Chef’s Corner: Lamb Shank Recipe

The Cabot Shores Bistro is one of the few restaurants open during winter along the Cabot Trail; it features a Lamb Shank that is one of the most popular dishes during Cape Breton’s colder months and this winter so far is the coldest in recent years. Skiing Cape Smokey has been a popular activity for our guests. while other guests have enjoyed snowshoeing at Cabot Shores.

After a day skiing/boarding or snowshoeing, it’s a good time to sit in the Great Room/Bistro of the lodge at Cabot Shores. A fire is often lit in a giant woodstove on the stone hearth and occasionally you’ll here musicians jamming on stage. It is the perfect time to relax and have a Cabot Shores’ dinner and a frequent choice is Chef Ron’s Lamb Shank.

Guest Food Reviews for Lamb Shank

Recent guests, Stephen and Melissa from Glace Bay had a day of brisk snowshoeing at Cabot Shores. It was a windy winter day, but Steve and Melissa followed the Indian Brook Loop and the Grove Trails, and worked up a pretty good appetite. Of the lamb shank, Stephen said it was “delicious– tender, tastey, just delicious”.

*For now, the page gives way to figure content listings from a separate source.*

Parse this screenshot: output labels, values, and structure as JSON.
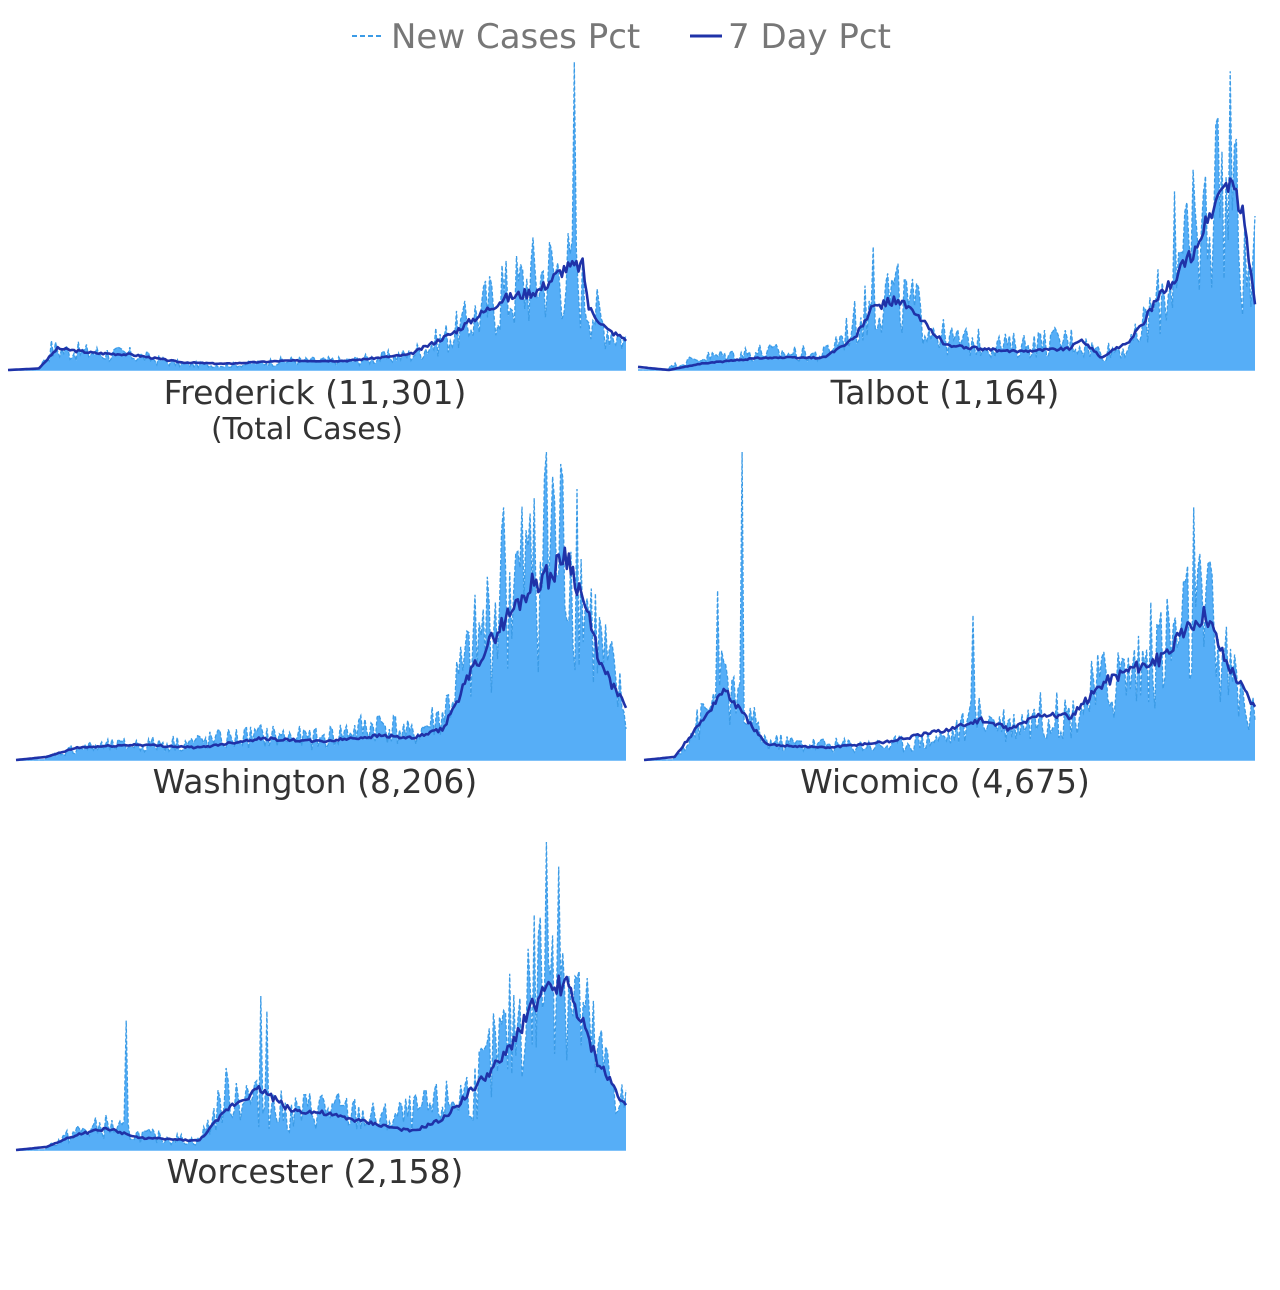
{
  "legend": {
    "items": [
      {
        "label": "New Cases Pct",
        "style": "dashed",
        "color": "#3b9be6"
      },
      {
        "label": "7 Day Pct",
        "style": "solid",
        "color": "#1f32a8"
      }
    ]
  },
  "colors": {
    "area_fill": "#56aef7",
    "new_cases_line": "#3b9be6",
    "seven_day_line": "#1f32a8"
  },
  "chart_data": [
    {
      "type": "area",
      "title": "Frederick (11,301)",
      "subtitle": "(Total Cases)",
      "ylim": [
        0,
        1
      ],
      "series": [
        {
          "name": "New Cases Pct",
          "anchors": [
            [
              0,
              0
            ],
            [
              0.05,
              0.005
            ],
            [
              0.07,
              0.07
            ],
            [
              0.12,
              0.06
            ],
            [
              0.2,
              0.05
            ],
            [
              0.28,
              0.02
            ],
            [
              0.35,
              0.015
            ],
            [
              0.45,
              0.03
            ],
            [
              0.55,
              0.03
            ],
            [
              0.65,
              0.05
            ],
            [
              0.72,
              0.12
            ],
            [
              0.78,
              0.22
            ],
            [
              0.83,
              0.28
            ],
            [
              0.86,
              0.32
            ],
            [
              0.9,
              0.34
            ],
            [
              0.93,
              0.27
            ],
            [
              0.96,
              0.16
            ],
            [
              1,
              0.1
            ]
          ],
          "spikes": [
            [
              0.915,
              1.0
            ],
            [
              0.88,
              0.38
            ],
            [
              0.85,
              0.37
            ],
            [
              0.8,
              0.34
            ]
          ]
        },
        {
          "name": "7 Day Pct",
          "anchors": [
            [
              0,
              0
            ],
            [
              0.05,
              0.005
            ],
            [
              0.08,
              0.07
            ],
            [
              0.14,
              0.055
            ],
            [
              0.2,
              0.05
            ],
            [
              0.28,
              0.025
            ],
            [
              0.35,
              0.02
            ],
            [
              0.45,
              0.03
            ],
            [
              0.55,
              0.03
            ],
            [
              0.65,
              0.05
            ],
            [
              0.72,
              0.12
            ],
            [
              0.8,
              0.23
            ],
            [
              0.86,
              0.26
            ],
            [
              0.9,
              0.33
            ],
            [
              0.93,
              0.34
            ],
            [
              0.94,
              0.2
            ],
            [
              0.97,
              0.13
            ],
            [
              1,
              0.1
            ]
          ]
        }
      ]
    },
    {
      "type": "area",
      "title": "Talbot (1,164)",
      "ylim": [
        0,
        1
      ],
      "series": [
        {
          "name": "New Cases Pct",
          "anchors": [
            [
              0,
              0
            ],
            [
              0.05,
              0.01
            ],
            [
              0.1,
              0.04
            ],
            [
              0.2,
              0.06
            ],
            [
              0.3,
              0.05
            ],
            [
              0.35,
              0.15
            ],
            [
              0.4,
              0.26
            ],
            [
              0.45,
              0.2
            ],
            [
              0.5,
              0.1
            ],
            [
              0.6,
              0.08
            ],
            [
              0.7,
              0.1
            ],
            [
              0.75,
              0.06
            ],
            [
              0.8,
              0.08
            ],
            [
              0.85,
              0.25
            ],
            [
              0.9,
              0.4
            ],
            [
              0.94,
              0.6
            ],
            [
              0.96,
              0.58
            ],
            [
              0.98,
              0.35
            ],
            [
              1,
              0.22
            ]
          ],
          "spikes": [
            [
              0.96,
              0.97
            ],
            [
              0.94,
              0.82
            ],
            [
              0.97,
              0.75
            ],
            [
              0.9,
              0.65
            ],
            [
              0.87,
              0.58
            ],
            [
              1,
              0.5
            ],
            [
              0.38,
              0.4
            ]
          ]
        },
        {
          "name": "7 Day Pct",
          "anchors": [
            [
              0,
              0.01
            ],
            [
              0.05,
              0
            ],
            [
              0.1,
              0.02
            ],
            [
              0.2,
              0.04
            ],
            [
              0.3,
              0.04
            ],
            [
              0.35,
              0.1
            ],
            [
              0.38,
              0.2
            ],
            [
              0.42,
              0.23
            ],
            [
              0.45,
              0.18
            ],
            [
              0.5,
              0.08
            ],
            [
              0.6,
              0.06
            ],
            [
              0.7,
              0.07
            ],
            [
              0.72,
              0.1
            ],
            [
              0.75,
              0.04
            ],
            [
              0.8,
              0.1
            ],
            [
              0.85,
              0.25
            ],
            [
              0.9,
              0.38
            ],
            [
              0.94,
              0.56
            ],
            [
              0.96,
              0.62
            ],
            [
              0.98,
              0.5
            ],
            [
              1,
              0.22
            ]
          ]
        }
      ]
    },
    {
      "type": "area",
      "title": "Washington (8,206)",
      "ylim": [
        0,
        1
      ],
      "series": [
        {
          "name": "New Cases Pct",
          "anchors": [
            [
              0,
              0
            ],
            [
              0.05,
              0.01
            ],
            [
              0.1,
              0.04
            ],
            [
              0.2,
              0.05
            ],
            [
              0.3,
              0.06
            ],
            [
              0.4,
              0.08
            ],
            [
              0.5,
              0.07
            ],
            [
              0.6,
              0.12
            ],
            [
              0.65,
              0.08
            ],
            [
              0.7,
              0.15
            ],
            [
              0.75,
              0.35
            ],
            [
              0.8,
              0.55
            ],
            [
              0.85,
              0.62
            ],
            [
              0.88,
              0.68
            ],
            [
              0.9,
              0.72
            ],
            [
              0.93,
              0.55
            ],
            [
              0.96,
              0.35
            ],
            [
              1,
              0.15
            ]
          ],
          "spikes": [
            [
              0.87,
              1.0
            ],
            [
              0.88,
              0.92
            ],
            [
              0.85,
              0.85
            ],
            [
              0.8,
              0.82
            ],
            [
              0.92,
              0.88
            ]
          ]
        },
        {
          "name": "7 Day Pct",
          "anchors": [
            [
              0,
              0
            ],
            [
              0.05,
              0.01
            ],
            [
              0.1,
              0.04
            ],
            [
              0.2,
              0.05
            ],
            [
              0.3,
              0.04
            ],
            [
              0.4,
              0.07
            ],
            [
              0.5,
              0.06
            ],
            [
              0.6,
              0.08
            ],
            [
              0.65,
              0.07
            ],
            [
              0.7,
              0.1
            ],
            [
              0.75,
              0.3
            ],
            [
              0.8,
              0.45
            ],
            [
              0.85,
              0.58
            ],
            [
              0.88,
              0.6
            ],
            [
              0.9,
              0.68
            ],
            [
              0.93,
              0.52
            ],
            [
              0.96,
              0.3
            ],
            [
              1,
              0.17
            ]
          ]
        }
      ]
    },
    {
      "type": "area",
      "title": "Wicomico (4,675)",
      "ylim": [
        0,
        1
      ],
      "series": [
        {
          "name": "New Cases Pct",
          "anchors": [
            [
              0,
              0
            ],
            [
              0.05,
              0.01
            ],
            [
              0.1,
              0.15
            ],
            [
              0.13,
              0.25
            ],
            [
              0.15,
              0.2
            ],
            [
              0.2,
              0.06
            ],
            [
              0.3,
              0.05
            ],
            [
              0.4,
              0.05
            ],
            [
              0.5,
              0.08
            ],
            [
              0.55,
              0.15
            ],
            [
              0.6,
              0.12
            ],
            [
              0.65,
              0.15
            ],
            [
              0.7,
              0.15
            ],
            [
              0.75,
              0.25
            ],
            [
              0.8,
              0.3
            ],
            [
              0.85,
              0.38
            ],
            [
              0.9,
              0.45
            ],
            [
              0.92,
              0.47
            ],
            [
              0.95,
              0.32
            ],
            [
              1,
              0.13
            ]
          ],
          "spikes": [
            [
              0.16,
              1.0
            ],
            [
              0.12,
              0.55
            ],
            [
              0.54,
              0.47
            ],
            [
              0.9,
              0.82
            ],
            [
              0.89,
              0.63
            ],
            [
              0.93,
              0.6
            ]
          ]
        },
        {
          "name": "7 Day Pct",
          "anchors": [
            [
              0,
              0
            ],
            [
              0.05,
              0.01
            ],
            [
              0.1,
              0.14
            ],
            [
              0.13,
              0.23
            ],
            [
              0.15,
              0.18
            ],
            [
              0.2,
              0.05
            ],
            [
              0.3,
              0.04
            ],
            [
              0.4,
              0.06
            ],
            [
              0.5,
              0.1
            ],
            [
              0.55,
              0.13
            ],
            [
              0.6,
              0.1
            ],
            [
              0.65,
              0.15
            ],
            [
              0.7,
              0.14
            ],
            [
              0.75,
              0.25
            ],
            [
              0.8,
              0.3
            ],
            [
              0.85,
              0.33
            ],
            [
              0.9,
              0.45
            ],
            [
              0.92,
              0.48
            ],
            [
              0.95,
              0.33
            ],
            [
              1,
              0.17
            ]
          ]
        }
      ]
    },
    {
      "type": "area",
      "title": "Worcester (2,158)",
      "ylim": [
        0,
        1
      ],
      "series": [
        {
          "name": "New Cases Pct",
          "anchors": [
            [
              0,
              0
            ],
            [
              0.05,
              0.01
            ],
            [
              0.1,
              0.06
            ],
            [
              0.15,
              0.08
            ],
            [
              0.2,
              0.05
            ],
            [
              0.3,
              0.03
            ],
            [
              0.35,
              0.2
            ],
            [
              0.4,
              0.15
            ],
            [
              0.45,
              0.12
            ],
            [
              0.5,
              0.14
            ],
            [
              0.55,
              0.12
            ],
            [
              0.6,
              0.1
            ],
            [
              0.65,
              0.12
            ],
            [
              0.7,
              0.15
            ],
            [
              0.75,
              0.2
            ],
            [
              0.8,
              0.35
            ],
            [
              0.85,
              0.55
            ],
            [
              0.88,
              0.7
            ],
            [
              0.9,
              0.6
            ],
            [
              0.95,
              0.32
            ],
            [
              1,
              0.15
            ]
          ],
          "spikes": [
            [
              0.87,
              1.0
            ],
            [
              0.89,
              0.92
            ],
            [
              0.18,
              0.42
            ],
            [
              0.4,
              0.5
            ],
            [
              0.41,
              0.45
            ]
          ]
        },
        {
          "name": "7 Day Pct",
          "anchors": [
            [
              0,
              0
            ],
            [
              0.05,
              0.01
            ],
            [
              0.1,
              0.05
            ],
            [
              0.15,
              0.07
            ],
            [
              0.2,
              0.04
            ],
            [
              0.3,
              0.03
            ],
            [
              0.35,
              0.14
            ],
            [
              0.4,
              0.2
            ],
            [
              0.45,
              0.13
            ],
            [
              0.5,
              0.12
            ],
            [
              0.55,
              0.1
            ],
            [
              0.6,
              0.08
            ],
            [
              0.65,
              0.06
            ],
            [
              0.7,
              0.1
            ],
            [
              0.75,
              0.2
            ],
            [
              0.8,
              0.3
            ],
            [
              0.85,
              0.48
            ],
            [
              0.9,
              0.55
            ],
            [
              0.95,
              0.3
            ],
            [
              1,
              0.14
            ]
          ]
        }
      ]
    }
  ]
}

Katie and JD are frequent guests and fans of the Bistro. So much so they had their wedding here. Over Valentine’s weekend they each had the Lamb Shank: “was great, loved it”

Which leads us, by popular demand to ask Chef Ron to provide his Lamb Shank recipe:

Ingredients

  • 11x lamb shanks
  • 65g kosher salt
  • 35g fresh cracked pepper
  • Roasted in a 400F over until completely browned, turn half way through
  • 800g onion, small diced
  • 400g celery, small diced
  • 400g carrot, small diced
  • 60g garlic, rough chopped, sliced
  • 10g fresh rosemary leaves
  • 2x 369ml cans of tomato paste
  • Mix together and rub on the roasted lamb, return to the oven to roast the aromatics, stir every 15 minutes until the mix starts to develop colour. After this is achieved, add…
  • 500ml red wine
  • 1.75L water

Method:

1. Mix together and rub on the roasted lamb, return to the oven to roast the aromatics, stir every 15 minutes until the mix starts to develop colour. After this is achieved, add…

500ml red wine

1.75L water

2. Cover and return to the oven until the meat is tender and about to fall off the bone, about 2.5 to 3 hours.

3. Serve with roasted or mashed potatoes, and roasted vegetables or you can checkout our chef’s corner recipes.